Release 3.2.1 [Jan 2017]
– fast-co-compact: fix a bug introduced on 10/6/2016 which created negative read entries.
– catch a number of exception that can be thrown by HTSJDK when processing BAM files. Exceptions
are caught so that an error on one alignment does not interrupt processing of an entire alignment.
Errors are shown in log.
– vcf-to-genotype-map mode now supports (b)gzipped vcf input.
– vcf-to-genotype-map: fix bug that manifested itself when the vcf had a single genotype field.
– vcf-to-genotype-map: add chromosome-prefix argument to help import VCF where the chr prefix is missing.

Release 3.2 [Jan 2017]
– Remove memory leak when reading SAM/BAM files. This was the likely cause for running out of memory error in
compression benchmarks (had nothing to do with compression but with the conversion of SAM/BAM to goby representation).
– Disabled tests that could not succeed anymore (because of choices we made in Goby 3, such as lack of auto-upgrade
for alignments produced with Goby 1 and 2.)
– BAM/CRAM support. Added an option to bypass the header check on SO:COORDINATE. Use
-x HTSJDKReaderImpl:force-sorted=true to force Goby to consider an alignment sorted.
– SBI format: add ability to add true labels while writing the file. Add support for downsampling sites without
– Genotype format: reorganization to support calling with deep learning models trained with variation analysis.
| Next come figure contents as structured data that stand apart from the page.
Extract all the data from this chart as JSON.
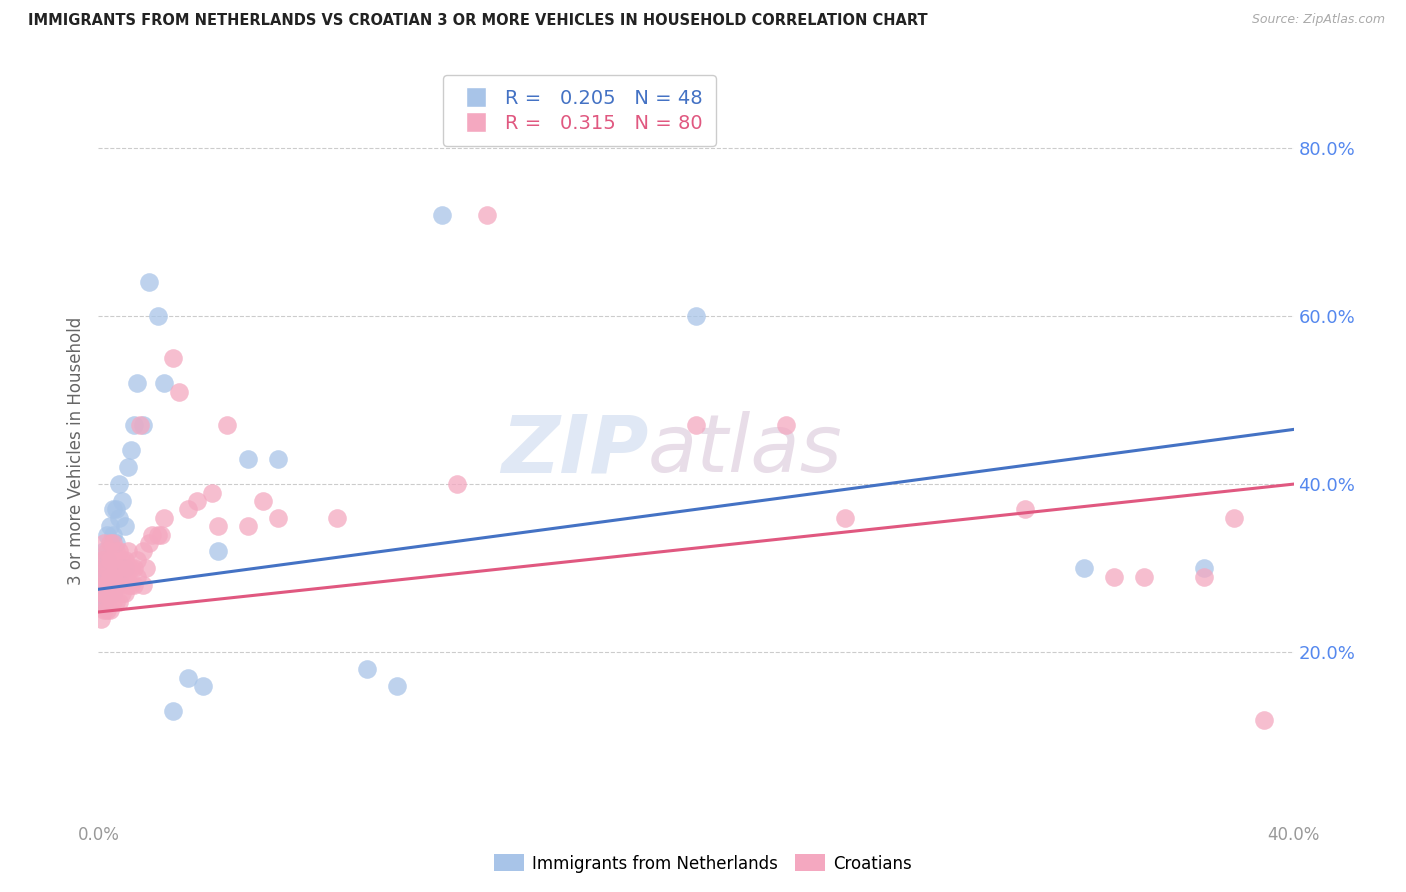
{
  "title": "IMMIGRANTS FROM NETHERLANDS VS CROATIAN 3 OR MORE VEHICLES IN HOUSEHOLD CORRELATION CHART",
  "source": "Source: ZipAtlas.com",
  "ylabel": "3 or more Vehicles in Household",
  "xlim": [
    0.0,
    0.4
  ],
  "ylim": [
    0.0,
    0.88
  ],
  "xtick_labels": [
    "0.0%",
    "",
    "",
    "",
    "40.0%"
  ],
  "xtick_values": [
    0.0,
    0.1,
    0.2,
    0.3,
    0.4
  ],
  "ytick_labels": [
    "20.0%",
    "40.0%",
    "60.0%",
    "80.0%"
  ],
  "ytick_values": [
    0.2,
    0.4,
    0.6,
    0.8
  ],
  "blue_R": 0.205,
  "blue_N": 48,
  "pink_R": 0.315,
  "pink_N": 80,
  "blue_color": "#a8c4e8",
  "pink_color": "#f4a8c0",
  "blue_line_color": "#4472c4",
  "pink_line_color": "#e05880",
  "watermark_zip": "ZIP",
  "watermark_atlas": "atlas",
  "blue_x": [
    0.001,
    0.001,
    0.001,
    0.002,
    0.002,
    0.002,
    0.002,
    0.003,
    0.003,
    0.003,
    0.003,
    0.004,
    0.004,
    0.004,
    0.005,
    0.005,
    0.005,
    0.005,
    0.006,
    0.006,
    0.006,
    0.007,
    0.007,
    0.007,
    0.008,
    0.008,
    0.009,
    0.009,
    0.01,
    0.011,
    0.012,
    0.013,
    0.015,
    0.017,
    0.02,
    0.022,
    0.025,
    0.03,
    0.035,
    0.04,
    0.05,
    0.06,
    0.09,
    0.1,
    0.115,
    0.2,
    0.33,
    0.37
  ],
  "blue_y": [
    0.26,
    0.28,
    0.3,
    0.26,
    0.28,
    0.3,
    0.32,
    0.27,
    0.29,
    0.31,
    0.34,
    0.27,
    0.3,
    0.35,
    0.27,
    0.3,
    0.34,
    0.37,
    0.28,
    0.33,
    0.37,
    0.29,
    0.36,
    0.4,
    0.3,
    0.38,
    0.3,
    0.35,
    0.42,
    0.44,
    0.47,
    0.52,
    0.47,
    0.64,
    0.6,
    0.52,
    0.13,
    0.17,
    0.16,
    0.32,
    0.43,
    0.43,
    0.18,
    0.16,
    0.72,
    0.6,
    0.3,
    0.3
  ],
  "pink_x": [
    0.001,
    0.001,
    0.001,
    0.001,
    0.001,
    0.002,
    0.002,
    0.002,
    0.002,
    0.002,
    0.002,
    0.003,
    0.003,
    0.003,
    0.003,
    0.003,
    0.004,
    0.004,
    0.004,
    0.004,
    0.004,
    0.005,
    0.005,
    0.005,
    0.005,
    0.005,
    0.006,
    0.006,
    0.006,
    0.006,
    0.007,
    0.007,
    0.007,
    0.007,
    0.008,
    0.008,
    0.008,
    0.009,
    0.009,
    0.009,
    0.01,
    0.01,
    0.01,
    0.011,
    0.011,
    0.012,
    0.012,
    0.013,
    0.013,
    0.014,
    0.015,
    0.015,
    0.016,
    0.017,
    0.018,
    0.02,
    0.021,
    0.022,
    0.025,
    0.027,
    0.03,
    0.033,
    0.038,
    0.04,
    0.043,
    0.05,
    0.055,
    0.06,
    0.08,
    0.12,
    0.13,
    0.2,
    0.23,
    0.25,
    0.31,
    0.34,
    0.35,
    0.37,
    0.38,
    0.39
  ],
  "pink_y": [
    0.24,
    0.26,
    0.27,
    0.29,
    0.31,
    0.25,
    0.27,
    0.28,
    0.29,
    0.31,
    0.33,
    0.25,
    0.27,
    0.28,
    0.3,
    0.32,
    0.25,
    0.27,
    0.29,
    0.31,
    0.33,
    0.26,
    0.27,
    0.29,
    0.31,
    0.33,
    0.26,
    0.28,
    0.3,
    0.32,
    0.26,
    0.28,
    0.3,
    0.32,
    0.27,
    0.29,
    0.31,
    0.27,
    0.29,
    0.31,
    0.28,
    0.3,
    0.32,
    0.28,
    0.3,
    0.28,
    0.3,
    0.29,
    0.31,
    0.47,
    0.28,
    0.32,
    0.3,
    0.33,
    0.34,
    0.34,
    0.34,
    0.36,
    0.55,
    0.51,
    0.37,
    0.38,
    0.39,
    0.35,
    0.47,
    0.35,
    0.38,
    0.36,
    0.36,
    0.4,
    0.72,
    0.47,
    0.47,
    0.36,
    0.37,
    0.29,
    0.29,
    0.29,
    0.36,
    0.12
  ]
}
– Reorganize model prediction to facilitate installing new versions of the variationAnalysis jars.

Goby 3.1 is now compatible with variationanalysis 1.1.1.

– Replace models with versions trained with variationanalysis 1.1.1.

– Add somatic mutation models trained with whole genome data (ICGC GoldSet).

Release 3.1 [Dec 2016]

Release 3.0.0 [Oct 2016]

– Support reading BAM alignments directly with Goby APIs.

– Support probabilitic models for calling somatic variations, trained with deep learning.